A Premier Legal Resource Since 1985

Don’t risk probate litigation. Use a no-contest clause

On Behalf of | May 8, 2020 | Probate Litigation

You have multiple beneficiaries, so you know that there is a risk that one of them may contest your will or decisions in your estate plan. You’ve worked hard to make sure that doesn’t happen by discussing your wishes with them, but you know that some of them aren’t happy.

Your goal is to make sure your estate plan is thorough enough to prevent anyone from contesting your will. If they do contest it, you want them to risk losing everything, if possible. You’ve worked hard to decide how to divide your assets, and you don’t want an ungrateful heir to create issues after you pass away.

In Texas, one thing you may be able to use to prevent a beneficiary from fighting to alter your will is a no-contest clause. A no-contest clause is a good idea if you know or are led to believe that at least one of your heirs will be contesting your will.

With a no-contest clause, you may create a clause where the heir risks losing what they have received by contesting your will. For example, if Heir A receives a property but wants to receive another asset that was given to Heir B, they may contest your will. With a no-contest clause, contesting the will may threaten Heir A’s right to the original property and may even dictate that those assets go to other beneficiaries or are donated to charity if Heir A’s will contest fails in court.

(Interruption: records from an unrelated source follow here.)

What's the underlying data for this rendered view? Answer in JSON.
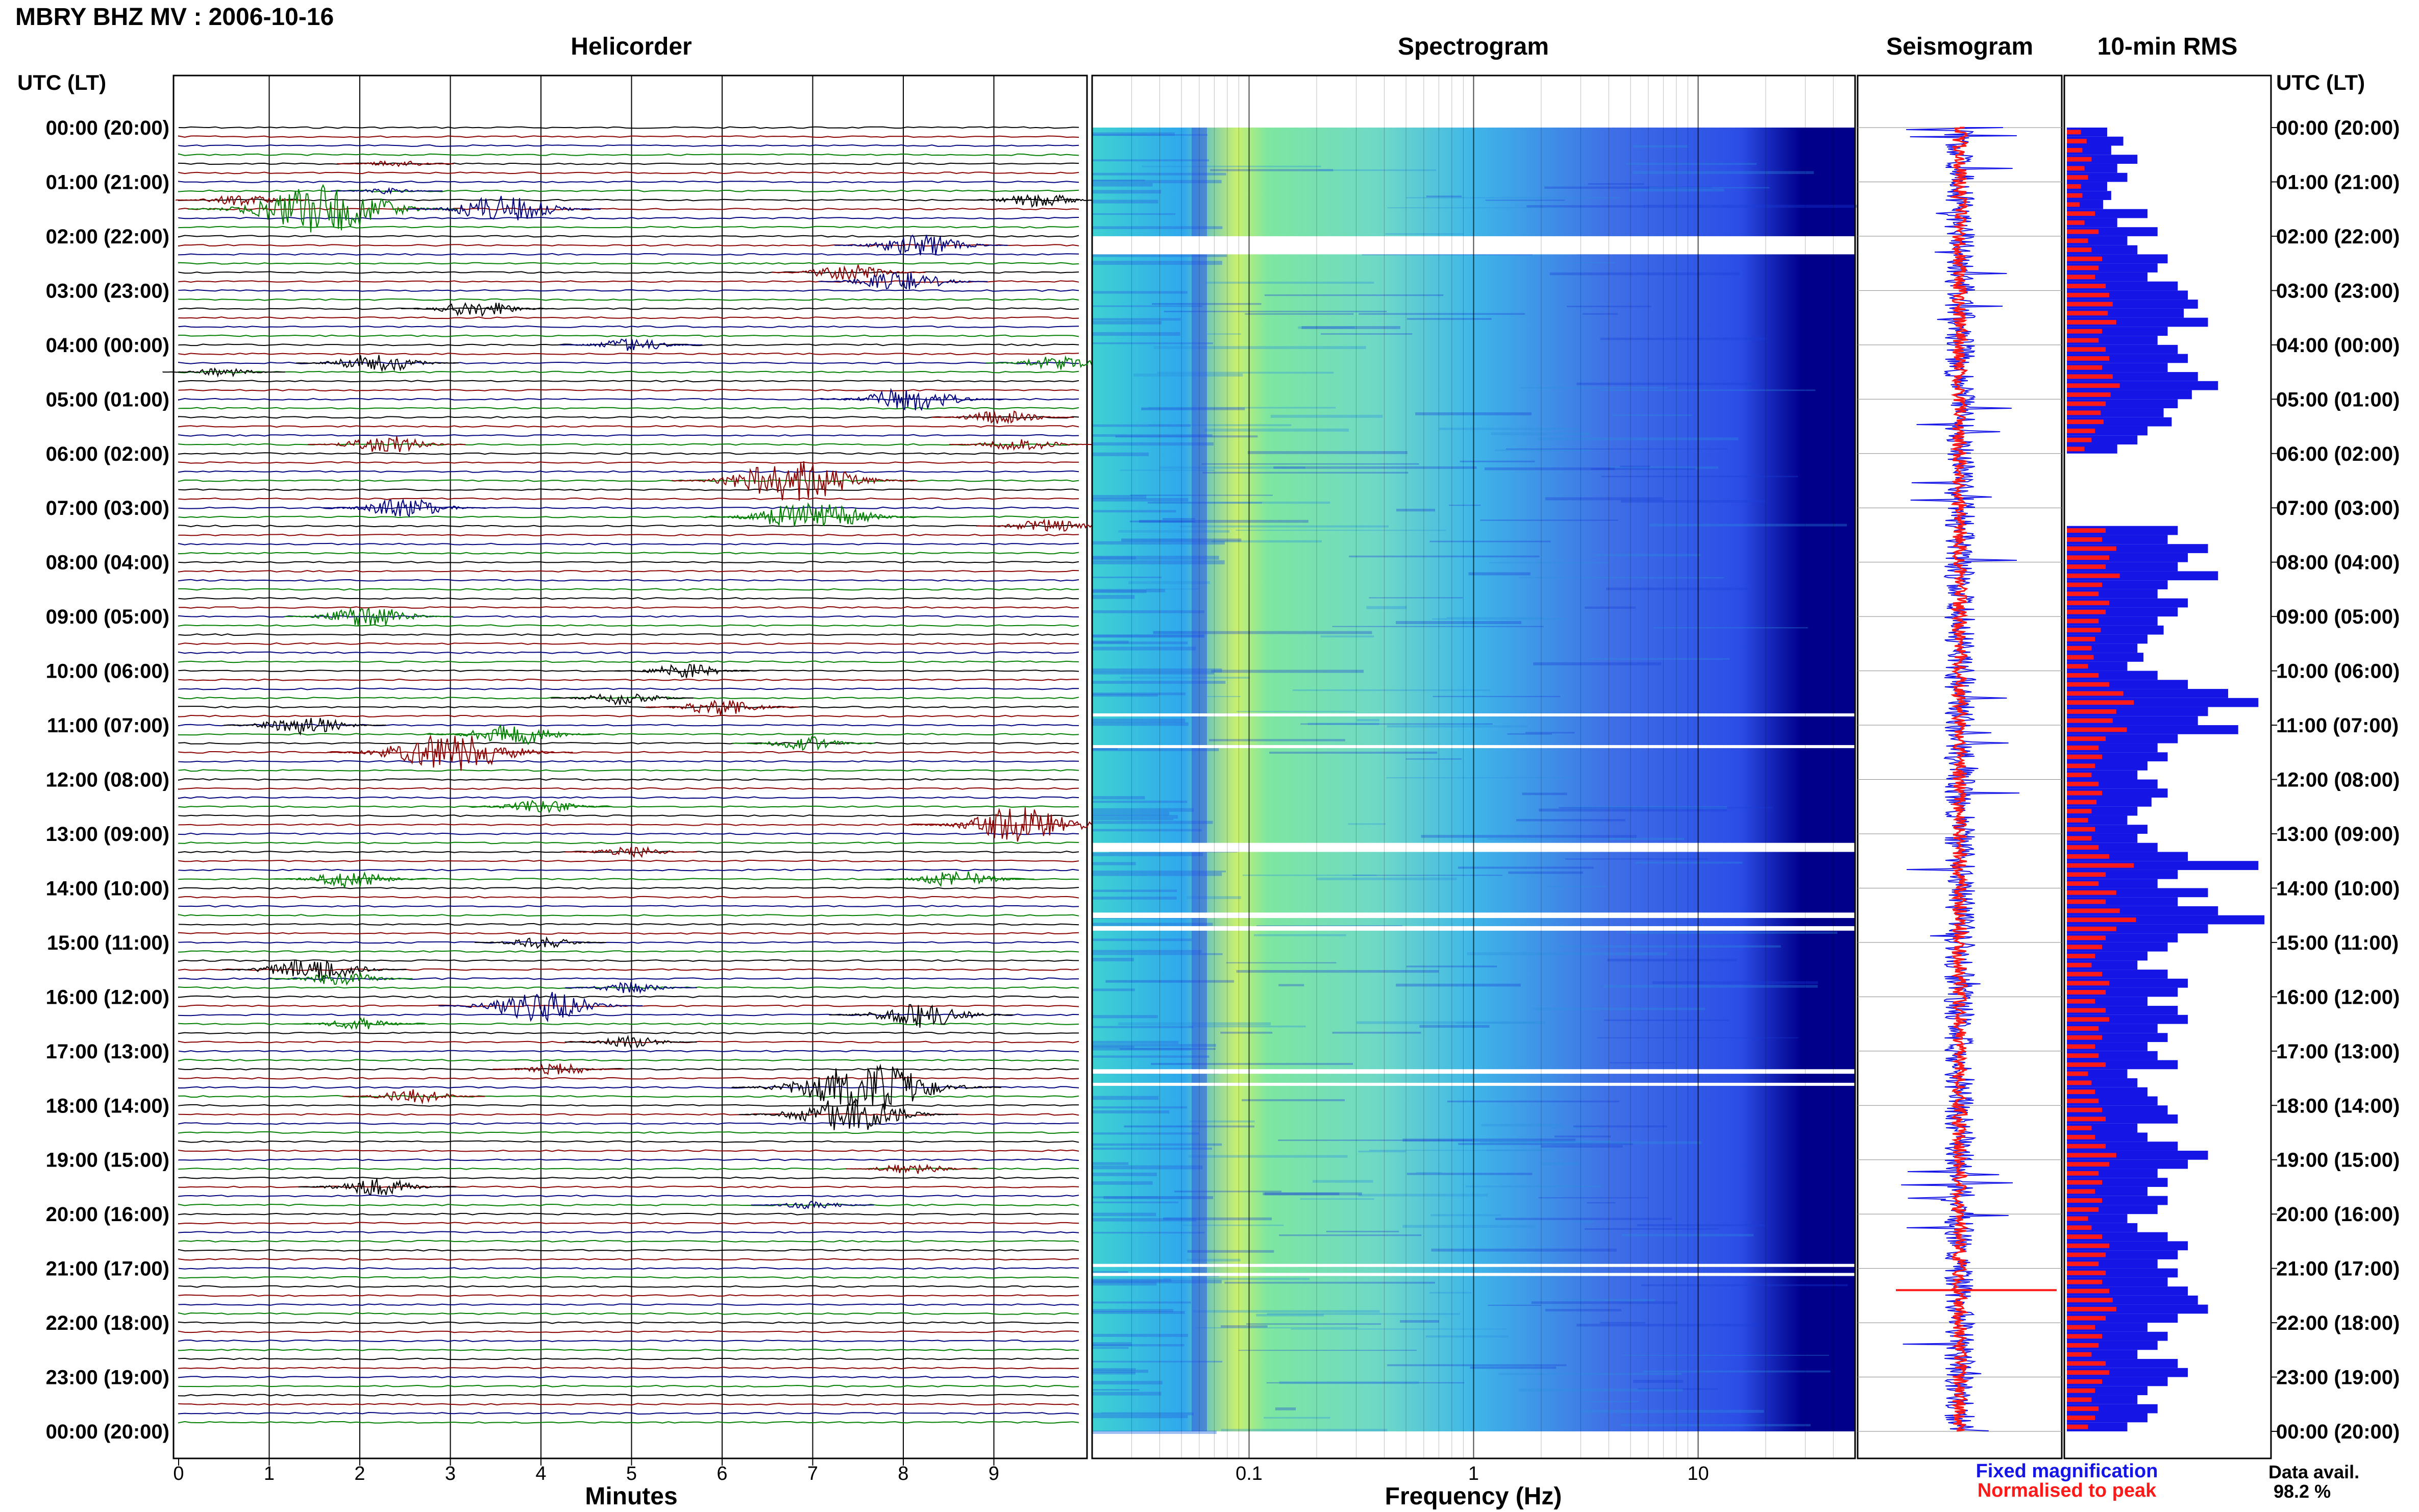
{
  "header": {
    "title": "MBRY BHZ MV : 2006-10-16"
  },
  "panels": {
    "helicorder": "Helicorder",
    "spectrogram": "Spectrogram",
    "seismogram": "Seismogram",
    "rms": "10-min RMS"
  },
  "axes": {
    "time_header_left": "UTC (LT)",
    "time_header_right": "UTC (LT)",
    "time_ticks": [
      "00:00 (20:00)",
      "01:00 (21:00)",
      "02:00 (22:00)",
      "03:00 (23:00)",
      "04:00 (00:00)",
      "05:00 (01:00)",
      "06:00 (02:00)",
      "07:00 (03:00)",
      "08:00 (04:00)",
      "09:00 (05:00)",
      "10:00 (06:00)",
      "11:00 (07:00)",
      "12:00 (08:00)",
      "13:00 (09:00)",
      "14:00 (10:00)",
      "15:00 (11:00)",
      "16:00 (12:00)",
      "17:00 (13:00)",
      "18:00 (14:00)",
      "19:00 (15:00)",
      "20:00 (16:00)",
      "21:00 (17:00)",
      "22:00 (18:00)",
      "23:00 (19:00)",
      "00:00 (20:00)"
    ],
    "minutes_label": "Minutes",
    "minutes_ticks": [
      "0",
      "1",
      "2",
      "3",
      "4",
      "5",
      "6",
      "7",
      "8",
      "9"
    ],
    "frequency_label": "Frequency (Hz)",
    "frequency_ticks": [
      "0.1",
      "1",
      "10"
    ]
  },
  "legend": {
    "fixed": "Fixed magnification",
    "normalised": "Normalised to peak",
    "fixed_color": "#1515e6",
    "normalised_color": "#ff1a1a"
  },
  "availability": {
    "label": "Data avail.",
    "value": "98.2 %"
  },
  "colors": {
    "helicorder_traces": [
      "#000000",
      "#8b0000",
      "#00007f",
      "#007f00"
    ],
    "spectrogram": [
      "#00008b",
      "#2b4de6",
      "#2fa8ee",
      "#3fd2d2",
      "#7ee6a0",
      "#c8f070"
    ],
    "rms_fixed": "#1515e6",
    "rms_normalised": "#ff1a1a"
  },
  "chart_data": [
    {
      "type": "helicorder",
      "title": "Helicorder",
      "xlabel": "Minutes",
      "x_range": [
        0,
        10
      ],
      "rows": 144,
      "row_minutes": 10,
      "time_range_utc": [
        "00:00",
        "24:00"
      ],
      "events": [
        {
          "row": 4,
          "minute": 2.4,
          "amp": 0.5,
          "color": "#8b0000"
        },
        {
          "row": 7,
          "minute": 2.3,
          "amp": 0.4,
          "color": "#00007f"
        },
        {
          "row": 8,
          "minute": 0.7,
          "amp": 0.8,
          "color": "#8b0000"
        },
        {
          "row": 9,
          "minute": 1.6,
          "amp": 3.5,
          "color": "#007f00"
        },
        {
          "row": 9,
          "minute": 3.6,
          "amp": 2.0,
          "color": "#00007f"
        },
        {
          "row": 8,
          "minute": 9.5,
          "amp": 1.0,
          "color": "#000000"
        },
        {
          "row": 13,
          "minute": 8.2,
          "amp": 1.6,
          "color": "#00007f"
        },
        {
          "row": 16,
          "minute": 7.4,
          "amp": 1.2,
          "color": "#8b0000"
        },
        {
          "row": 17,
          "minute": 8.0,
          "amp": 1.5,
          "color": "#00007f"
        },
        {
          "row": 20,
          "minute": 3.3,
          "amp": 1.2,
          "color": "#000000"
        },
        {
          "row": 24,
          "minute": 5.0,
          "amp": 1.0,
          "color": "#00007f"
        },
        {
          "row": 26,
          "minute": 2.2,
          "amp": 1.4,
          "color": "#000000"
        },
        {
          "row": 27,
          "minute": 0.5,
          "amp": 0.6,
          "color": "#000000"
        },
        {
          "row": 26,
          "minute": 9.7,
          "amp": 1.0,
          "color": "#007f00"
        },
        {
          "row": 30,
          "minute": 8.1,
          "amp": 1.8,
          "color": "#00007f"
        },
        {
          "row": 32,
          "minute": 9.1,
          "amp": 1.0,
          "color": "#8b0000"
        },
        {
          "row": 35,
          "minute": 2.3,
          "amp": 1.3,
          "color": "#8b0000"
        },
        {
          "row": 35,
          "minute": 9.3,
          "amp": 1.0,
          "color": "#8b0000"
        },
        {
          "row": 39,
          "minute": 6.8,
          "amp": 3.0,
          "color": "#8b0000"
        },
        {
          "row": 42,
          "minute": 2.5,
          "amp": 1.4,
          "color": "#00007f"
        },
        {
          "row": 43,
          "minute": 7.0,
          "amp": 2.4,
          "color": "#007f00"
        },
        {
          "row": 44,
          "minute": 9.6,
          "amp": 1.0,
          "color": "#8b0000"
        },
        {
          "row": 54,
          "minute": 2.1,
          "amp": 1.5,
          "color": "#007f00"
        },
        {
          "row": 60,
          "minute": 5.6,
          "amp": 1.0,
          "color": "#000000"
        },
        {
          "row": 63,
          "minute": 4.9,
          "amp": 1.0,
          "color": "#000000"
        },
        {
          "row": 64,
          "minute": 6.0,
          "amp": 1.2,
          "color": "#8b0000"
        },
        {
          "row": 66,
          "minute": 1.4,
          "amp": 1.4,
          "color": "#000000"
        },
        {
          "row": 67,
          "minute": 3.7,
          "amp": 1.6,
          "color": "#007f00"
        },
        {
          "row": 69,
          "minute": 3.0,
          "amp": 3.0,
          "color": "#8b0000"
        },
        {
          "row": 68,
          "minute": 6.9,
          "amp": 1.0,
          "color": "#007f00"
        },
        {
          "row": 75,
          "minute": 4.0,
          "amp": 1.0,
          "color": "#007f00"
        },
        {
          "row": 77,
          "minute": 9.3,
          "amp": 2.6,
          "color": "#8b0000"
        },
        {
          "row": 80,
          "minute": 5.0,
          "amp": 0.8,
          "color": "#8b0000"
        },
        {
          "row": 83,
          "minute": 1.9,
          "amp": 1.2,
          "color": "#007f00"
        },
        {
          "row": 83,
          "minute": 8.6,
          "amp": 1.2,
          "color": "#007f00"
        },
        {
          "row": 90,
          "minute": 4.0,
          "amp": 0.8,
          "color": "#000000"
        },
        {
          "row": 93,
          "minute": 1.5,
          "amp": 1.8,
          "color": "#000000"
        },
        {
          "row": 94,
          "minute": 1.8,
          "amp": 1.0,
          "color": "#007f00"
        },
        {
          "row": 95,
          "minute": 5.0,
          "amp": 0.8,
          "color": "#00007f"
        },
        {
          "row": 97,
          "minute": 4.0,
          "amp": 2.2,
          "color": "#00007f"
        },
        {
          "row": 98,
          "minute": 8.2,
          "amp": 1.8,
          "color": "#000000"
        },
        {
          "row": 99,
          "minute": 2.0,
          "amp": 0.8,
          "color": "#007f00"
        },
        {
          "row": 101,
          "minute": 5.0,
          "amp": 0.8,
          "color": "#000000"
        },
        {
          "row": 104,
          "minute": 4.2,
          "amp": 0.8,
          "color": "#8b0000"
        },
        {
          "row": 106,
          "minute": 7.6,
          "amp": 3.5,
          "color": "#000000"
        },
        {
          "row": 107,
          "minute": 2.6,
          "amp": 1.0,
          "color": "#8b0000"
        },
        {
          "row": 109,
          "minute": 7.4,
          "amp": 2.5,
          "color": "#000000"
        },
        {
          "row": 115,
          "minute": 8.1,
          "amp": 0.8,
          "color": "#8b0000"
        },
        {
          "row": 117,
          "minute": 2.2,
          "amp": 1.3,
          "color": "#000000"
        },
        {
          "row": 119,
          "minute": 7.0,
          "amp": 0.6,
          "color": "#00007f"
        }
      ]
    },
    {
      "type": "heatmap",
      "title": "Spectrogram",
      "xlabel": "Frequency (Hz)",
      "x_scale": "log",
      "x_range_hz": [
        0.02,
        50
      ],
      "x_ticks": [
        0.1,
        1,
        10
      ],
      "time_range_utc": [
        "00:00",
        "24:00"
      ],
      "gaps_utc": [
        [
          "02:00",
          "02:20"
        ],
        [
          "10:47",
          "10:50"
        ],
        [
          "11:22",
          "11:25"
        ],
        [
          "13:10",
          "13:20"
        ],
        [
          "14:27",
          "14:33"
        ],
        [
          "14:42",
          "14:47"
        ],
        [
          "17:20",
          "17:25"
        ],
        [
          "17:35",
          "17:38"
        ],
        [
          "20:55",
          "20:58"
        ],
        [
          "21:05",
          "21:08"
        ]
      ]
    },
    {
      "type": "line",
      "title": "Seismogram",
      "series": [
        {
          "name": "Fixed magnification",
          "color": "#1515e6"
        },
        {
          "name": "Normalised to peak",
          "color": "#ff1a1a"
        }
      ],
      "time_range_utc": [
        "00:00",
        "24:00"
      ]
    },
    {
      "type": "bar",
      "title": "10-min RMS",
      "orientation": "horizontal",
      "bin_minutes": 10,
      "x_range": [
        0,
        1
      ],
      "series": [
        {
          "name": "Fixed magnification",
          "color": "#1515e6",
          "values": [
            0.2,
            0.28,
            0.22,
            0.35,
            0.25,
            0.3,
            0.2,
            0.22,
            0.18,
            0.4,
            0.25,
            0.45,
            0.3,
            0.35,
            0.5,
            0.45,
            0.4,
            0.55,
            0.6,
            0.65,
            0.58,
            0.7,
            0.5,
            0.45,
            0.55,
            0.6,
            0.5,
            0.65,
            0.75,
            0.62,
            0.55,
            0.48,
            0.52,
            0.4,
            0.35,
            0.25,
            0.0,
            0.0,
            0.0,
            0.0,
            0.0,
            0.0,
            0.0,
            0.0,
            0.55,
            0.5,
            0.7,
            0.6,
            0.55,
            0.75,
            0.5,
            0.45,
            0.6,
            0.55,
            0.45,
            0.48,
            0.4,
            0.35,
            0.38,
            0.3,
            0.45,
            0.6,
            0.8,
            0.95,
            0.7,
            0.65,
            0.85,
            0.55,
            0.45,
            0.5,
            0.4,
            0.35,
            0.45,
            0.5,
            0.42,
            0.35,
            0.3,
            0.4,
            0.35,
            0.45,
            0.6,
            0.95,
            0.55,
            0.45,
            0.7,
            0.55,
            0.75,
            0.98,
            0.7,
            0.55,
            0.5,
            0.4,
            0.35,
            0.5,
            0.6,
            0.55,
            0.4,
            0.55,
            0.6,
            0.45,
            0.5,
            0.4,
            0.45,
            0.55,
            0.3,
            0.35,
            0.4,
            0.45,
            0.5,
            0.55,
            0.35,
            0.4,
            0.55,
            0.7,
            0.6,
            0.45,
            0.5,
            0.4,
            0.5,
            0.45,
            0.3,
            0.35,
            0.5,
            0.6,
            0.55,
            0.45,
            0.55,
            0.5,
            0.6,
            0.65,
            0.7,
            0.55,
            0.4,
            0.5,
            0.45,
            0.35,
            0.55,
            0.6,
            0.5,
            0.4,
            0.35,
            0.45,
            0.4,
            0.3
          ],
          "note_dummy": null
        },
        {
          "name": "Normalised to peak",
          "color": "#ff1a1a"
        }
      ]
    }
  ]
}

There are times when it makes sense for heirs and beneficiaries to contest a will. For instance, if you had a will at age 70, updated it at 75 and then updated it again at 76 after a diagnosis of dementia, one of your heirs may argue that you were not competent to make those changes. It’s important that you take steps to prevent this by making sure you get a letter from your medical provider or have multiple witnesses who can attest that you were in the right mind when you made changes to your will.

It’s horrible to think that one of your heirs wouldn’t be happy with what you decided to leave them, but it could happen. That’s why it’s a good idea to talk to your attorney about the risk now, so you can work out a solution to prevent it from happening. Good planning does make a difference.